The unit takes into account my students' needs, their specific backgrounds, the curriculum requirements of the New Haven Public Schools, and the characteristics of my school. Demographically, my students come from all possible backgrounds - 69% African-Americans, 15 % White and 16% Hispanics. This year I have a group of five students who are not native speakers and do not have an ESL teacher in the school. Another group of about nineteen students has various special needs. They are included in all my classes, and the Special Education teacher does not co-teach with me. Therefore I have to modify my lessons. About 10% of all the juniors and seniors in my classes excel in both writing and reading, whereas all the others have serious difficulty writing one full page. Despite such problems and discrepancies, I can see effective improvements in the work of both the struggling and proficient students between the beginning and the end of the school year.
Our curriculum goals are to develop an understanding and an appreciation of the variety of texts we analyze. The curriculum also requires students to respond to these texts critically and individually in order to achieve a true independence of thought and to build the character of a productive citizen. It also points out the fact the students need to acquire simple and straightforward strategies both in reading and writing to enhance their abilities to analyze and criticize texts. I also use differentiated instruction by implementing different strategies in the same class according to the specific student's needs. At the beginning of each unit, my students and I determine an essential question that will lead us through various texts. This essential question is important because it helps them understand, analyze, and evaluate the material we cover. It is also a steady reference for the promotion of formal-operational thinking, which is identified by Piaget as the stage at which mental tasks involve abstract thinking and the coordination of a number of variables.
1
When students reach this stage, they explore hypothetical questions, explore and understand individual contributions, discuss and accept different positions, and reflect on the social life of human beings.
My school's core subjects are the visual arts, and each unit must have interdisciplinary connections to dance, music, theater, painting, photography, and videography. The students' talents and their interests play a basic role in this unit by helping them understand, interpret, synthesize, and evaluate. In fact, I know from previous experiences that they easily understand difficult concepts if these concepts are presented and studied first in their art, then identified and analyzed in literary texts. For instance, when I explain the concept of audience and its importance in writing, I require each student to come to class with a sample from his or her art class - music, visual arts, drawing, dance, and theater. By looking at the specific details and by discussing the artist's choices, my students see whom the artist addresses and how he or she does that. At this point, the transition to the written text is easier because each student has understood the meaning and the importance of audience. I have to teach them only the literary devices and conventions the writer uses to address an audience. By following the students' artistic interests, I have an opportunity to accomplish tasks that are normally considered "boring."

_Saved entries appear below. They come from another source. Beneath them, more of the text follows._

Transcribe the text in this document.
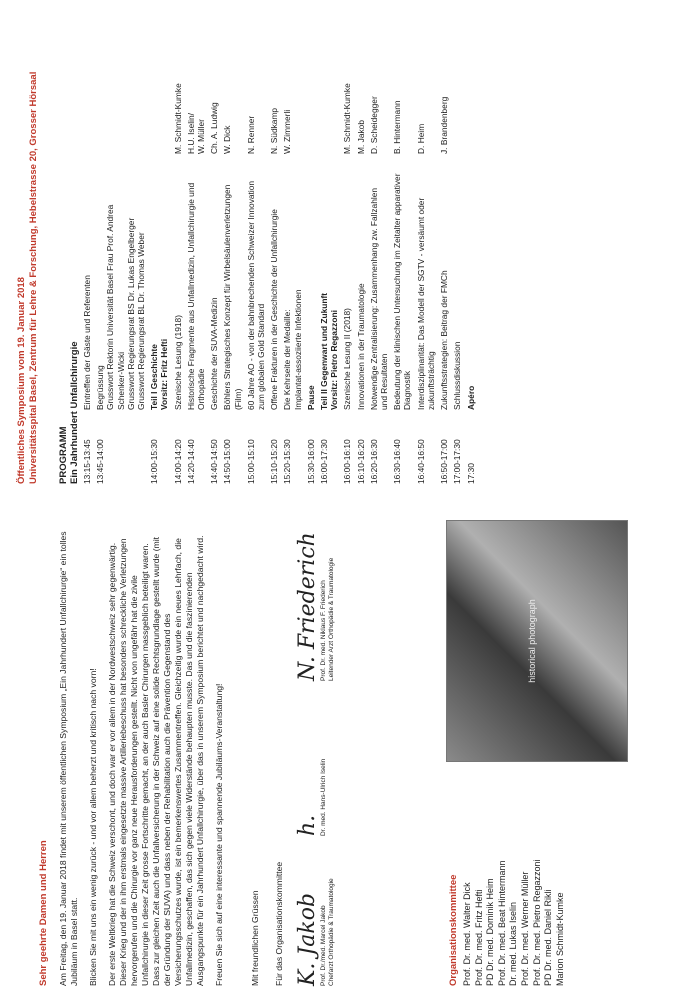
Sehr geehrte Damen und Herren Am Freitag, den 19. Januar 2018 findet mit unserem öffentlichen Symposium „Ein Jahrhundert Unfallchirurgie“ ein tolles Jubiläum in Basel statt. Blicken Sie mit uns ein wenig zurück - und vor allem beherzt und kritisch nach vorn! Der erste Weltkrieg hat die Schweiz verschont, und doch war er vor allem in der Nordwestschweiz sehr gegenwärtig. Dieser Krieg und der in ihm erstmals eingesetzte massive Artilleriebeschuss hat besonders schreckliche Verletzungen hervorgerufen und die Chirurgie vor ganz neue Herausforderungen gestellt. Nicht von ungefähr hat die zivile Unfallchirurgie in dieser Zeit grosse Fortschritte gemacht, an der auch Basler Chirurgen massgeblich beteiligt waren. Dass zur gleichen Zeit auch die Unfallversicherung in der Schweiz auf eine solide Rechtsgrundlage gestellt wurde (mit der Gründung der SUVA) und dass neben der Rehabilitation auch die Prävention Gegenstand des Versicherungsschutzes wurde, ist ein bemerkenswertes Zusammentreffen. Gleichzeitig wurde ein neues Lehrfach, die Unfallmedizin, geschaffen, das sich gegen viele Widerstände behaupten musste. Das und die faszinierenden Ausgangspunkte für ein Jahrhundert Unfallchirurgie, über das in unserem Symposium berichtet und nachgedacht wird. Freuen Sie sich auf eine interessante und spannende Jubiläums-Veranstaltung!	Mit freundlichen Grüssen Für das Organisationskommittee K. Jakob Prof. Dr./med. Marcel Jakob Chefarzt Orthopädie & Traumatologie
h. Dr. med. Hans-Ulrich Iselin
N. Friederich Prof. Dr. med. Niklaus F. Friederich Leitender Arzt Orthopädie & Traumatologie
Organisationskommittee Prof. Dr. med. Walter Dick Prof. Dr. med. Fritz Hefti PD Dr. med. Dominik Heim Prof. Dr. med. Beat Hintermann Dr. med. Lukas Iselin Prof. Dr. med. Werner Müller Prof. Dr. med. Pietro Regazzoni PD Dr. med. Daniel Rikli Marion Schmidt-Kumke
historical photograph
Öffentliches Symposium vom 19. Januar 2018 Universitätsspital Basel, Zentrum für Lehre & Forschung, Hebelstrasse 20, Grosser Hörsaal PROGRAMM Ein Jahrhundert Unfallchirurgie 13:15-13:45
Eintreffen der Gäste und Referenten
13:45-14:00
Begrüssung
Grusswort Rektorin Universität Basel Frau Prof. Andrea Schenker-Wicki
Grusswort Regierungsrat BS Dr. Lukas Engelberger
Grusswort Regierungsrat BL Dr. Thomas Weber
14:00-15:30
Teil I Geschichte
Vorsitz: Fritz Hefti
14:00-14:20
Szenische Lesung (1918)
M. Schmidt-Kumke
14:20-14:40
Historische Fragmente aus Unfallmedizin, Unfallchirurgie und Orthopädie
H.U. Iselin/
W. Müller
14:40-14:50
Geschichte der SUVA-Medizin
Ch. A. Ludwig
14:50-15:00
Böhlers Strategisches Konzept für Wirbelsäulenverletzungen (Film)
W. Dick
15:00-15:10
60 Jahre AO - von der bahnbrechenden Schweizer Innovation zum globalen Gold Standard
N. Renner
15:10-15:20
Offene Frakturen in der Geschichte der Unfallchirurgie
N. Südkamp
15:20-15:30
Die Kehrseite der Medaille:
Implantat-assoziierte Infektionen
W. Zimmerli
15:30-16:00
Pause
16:00-17:30
Teil II Gegenwart und Zukunft
Vorsitz: Pietro Regazzoni
16:00-16:10
Szenische Lesung II (2018)
M. Schmidt-Kumke
16:10-16:20
Innovationen in der Traumatologie
M. Jakob
16:20-16:30
Notwendige Zentralisierung: Zusammenhang zw. Fallzahlen und Resultaten
D. Scheidegger
16:30-16:40
Bedeutung der klinischen Untersuchung im Zeitalter apparativer Diagnostik
B. Hintermann
16:40-16:50
Interdisziplinarität: Das Modell der SGTV - versäumt oder zukunftsträchtig
D. Heim
16:50-17:00
Zukunftsstrategien: Beitrag der FMCh
J. Brandenberg
17:00-17:30
Schlussdiskussion
17:30
Apéro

Another factor needs to be considered: my students belong to a modern and technological society in which everything is fast. They tend to reject the study of literary texts because they think they are boring and do not connect to their lives. My challenge is to show them how literature reflects issues, values, and themes that are still present in our society. They need to see the connections between a literary text and their world in order to appreciate the text. For this reason the unit is planned around their interests and their stage of development, the zone of proximal development that is "the area where the child cannot solve the problem alone, but can be successful under adult guidance or in collaboration with more advanced peers."
2
In this way, I can have an effective learning segment with a high percentage of proficiency. Moreover, I know my students' lives constantly revolve around the discovery of what love is and should be. This theme recurs continuously in their life, and it is the constant object of their interest. This fact gives me the opportunity to overcome their lack of motivation and to make learning real, not "boring."
I also need to consider two other important matters: thinking and writing. The great majority of my students spend just few seconds thinking. They do not know where to begin, what to think, and why they should ever stop their frenetic life to think. When it comes to writing, they do not have ideas; they do not know what to write and how to write. They respond with just a few words or a few lines because they do not see the details either in the page they read or in an ordinary event. I also notice they do not spend more than a few seconds reading a document, and their reading does not reach its second or third line most of the time. My students usually define a detailed text as "slow" and consequently boring or useless.
Timing is also another important factor for the failure or success of this unit. If I plan to use it too early in the school year, I would not be able to adapt the unit to the specific problems of different students because I would not know each of them well. This unit is set for the beginning of the second marking period because I then know the specific needs of each student and also because they have already seen how to start from a concrete prompt or visual aid and move to more sophisticated or abstract thinking. They have internalized how to respond to an essential question about a literary text, and they have already learned the Socratic seminar method that I deem pivotal for the development of their skills and thoughts.